Lettre de Valarsace, roi des Arméniens, à Arsace le Grand, roi des Perses.

« À Arsace, souverain couronné de la terre et de la mer, toi, de qui la personne et l’image sont semblables à celles de nos dieux, dont la fortune et les destinées sont au-dessus de celles de tous les rois, dont les conceptions sont aussi vastes que l’étendue du ciel sur la terre, Valarsace, ton frère cadet et ton compagnon d’armes, par ta grâce roi des Arméniens, salut et victoire à toujours ! L’ordre que tu m’as donné d’allier la sagesse à la vaillance, je ne l’ai jamais oublié ; j’ai veillé sur toutes choses, autant que me l’ont permis mes forces et mon habileté. Maintenant que ce royaume est solidement établi par tes soins, il m’est venu l’esprit de connaître quels furent les princes qui avant moi ont régné sur le pays des Arméniens, et d’où viennent les satrapies qui y sont établies. Car ici, il n’y a point de règlements connus, ni de culte déterminé ; on ne sait qui est l’homme le plus considérable du pays, et qui est le dernier. Rien n’est réglé ; tout y est confus et à l’état sauvage.

Je supplie donc ta Majesté de faire ouvrir les archives royales à celui qui se présentera devant ta vaillante Majesté. Après avoir trouvé ce que désire ton frère, ton fils, il s’empressera de lui rapporter des documents authentiques. Notre satisfaction venue de l’heureux succès de nos désirs, est, je le sais, un sujet de joie pour toi. Salut, toi, illustré par ton séjour parmi les immortels. »

Arsace le Grand, ayant reçu la lettre des mains de Mar Abas Catina, ordonna avec plaisir et empressement de lui ouvrir les archives de Ninive ; heureux qu’une si noble pensée fut venue à son frère, auquel il avait remis la moitié de son empire. Mar Apas Catina, ayant examiné tous les manuscrits, en trouva un, en grec, sur lequel, dit-il, était cette suscription :

« Commencement du livre ».

« Ce livre fut, par ordre d’Alexandre le Macédonien, traduit du chaldéen en grec, et contient l’histoire des premiers ancêtres.

Le commencement de ce livre traite, dit-il, de Zérouan, de Titan et de Japhétos ; chacun des personnages célèbres des trois lignées de ces trois chefs de race y est inscrit par ordre, chacun à sa place, durant de longues années.

De ce livre, Mar Abas Catina, ayant extrait seulement l’histoire authentique de autre nation, la porta au roi Valarsace à Medzpine, écrite en caractères grecs et syriens.
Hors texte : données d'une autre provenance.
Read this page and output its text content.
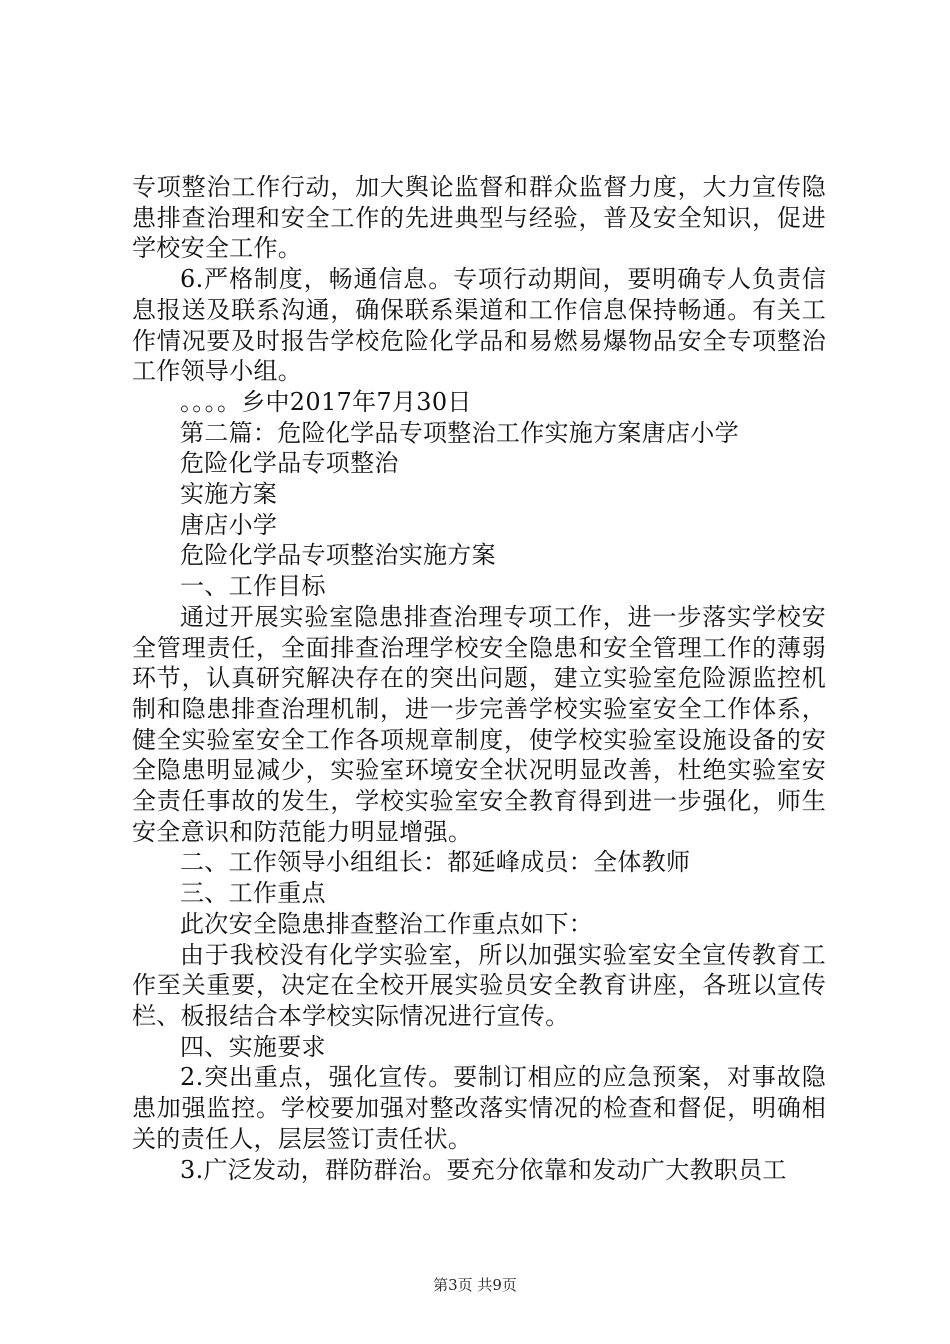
专项整治工作行动，加大舆论监督和群众监督力度，大力宣传隐患排查治理和安全工作的先进典型与经验，普及安全知识，促进学校安全工作。

6.严格制度，畅通信息。专项行动期间，要明确专人负责信息报送及联系沟通，确保联系渠道和工作信息保持畅通。有关工作情况要及时报告学校危险化学品和易燃易爆物品安全专项整治工作领导小组。

。。。。乡中2017年7月30日

第二篇：危险化学品专项整治工作实施方案唐店小学

危险化学品专项整治

实施方案

唐店小学

危险化学品专项整治实施方案

一、工作目标

通过开展实验室隐患排查治理专项工作，进一步落实学校安全管理责任，全面排查治理学校安全隐患和安全管理工作的薄弱环节，认真研究解决存在的突出问题，建立实验室危险源监控机制和隐患排查治理机制，进一步完善学校实验室安全工作体系，健全实验室安全工作各项规章制度，使学校实验室设施设备的安全隐患明显减少，实验室环境安全状况明显改善，杜绝实验室安全责任事故的发生，学校实验室安全教育得到进一步强化，师生安全意识和防范能力明显增强。

二、工作领导小组组长：都延峰成员：全体教师

三、工作重点

此次安全隐患排查整治工作重点如下：

由于我校没有化学实验室，所以加强实验室安全宣传教育工作至关重要，决定在全校开展实验员安全教育讲座，各班以宣传栏、板报结合本学校实际情况进行宣传。

四、实施要求

2.突出重点，强化宣传。要制订相应的应急预案，对事故隐患加强监控。学校要加强对整改落实情况的检查和督促，明确相关的责任人，层层签订责任状。

3.广泛发动，群防群治。要充分依靠和发动广大教职员工

第3页 共9页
Valarsace le beau, habile à tirer l’arc, prince éloquent, ingénieux et subtil, estimant cette histoire comme l’objet le plus précieux de ses trésors, la place dans son propre palais, pour qu’elle y soit gardée en sûreté, et en fait graver une partie sur la pierre.

Ainsi, assuré de l’authenticité et de l’ordre des événements, nous les répétons ici pour satisfaire ta curiosité. L’histoire de nos satrapies y est prolongée jusqu’au Sardanapale des Chaldéens, et même au delà. Voici dans ce livre le commencement des récits :

« Terribles, extraordinaires étaient les premiers dieux, auteurs des plus grands biens dans le monde, principes de l’univers et de la multiplication des hommes. De ceux-ci se sépara la race des géants, doués d’une force terrible, invincibles, d’une taille colossale, qui, dans leur orgueil, coururent et enfantèrent le projet d’élever la tour. Déjà ils étaient à l’œuvre : un vent furieux et divin, soufflé par la colère des dieux, renverse l’édifice. Les dieux, ayant donné à chacun de ces hommes un langage que les autres ne comprenaient pas, répandirent parmi eux la confusion et le trouble. L’un de ces hommes était Haïk, de la race de Japhet, chef renommé, valeureux, puissant et habile à tirer l’arc. »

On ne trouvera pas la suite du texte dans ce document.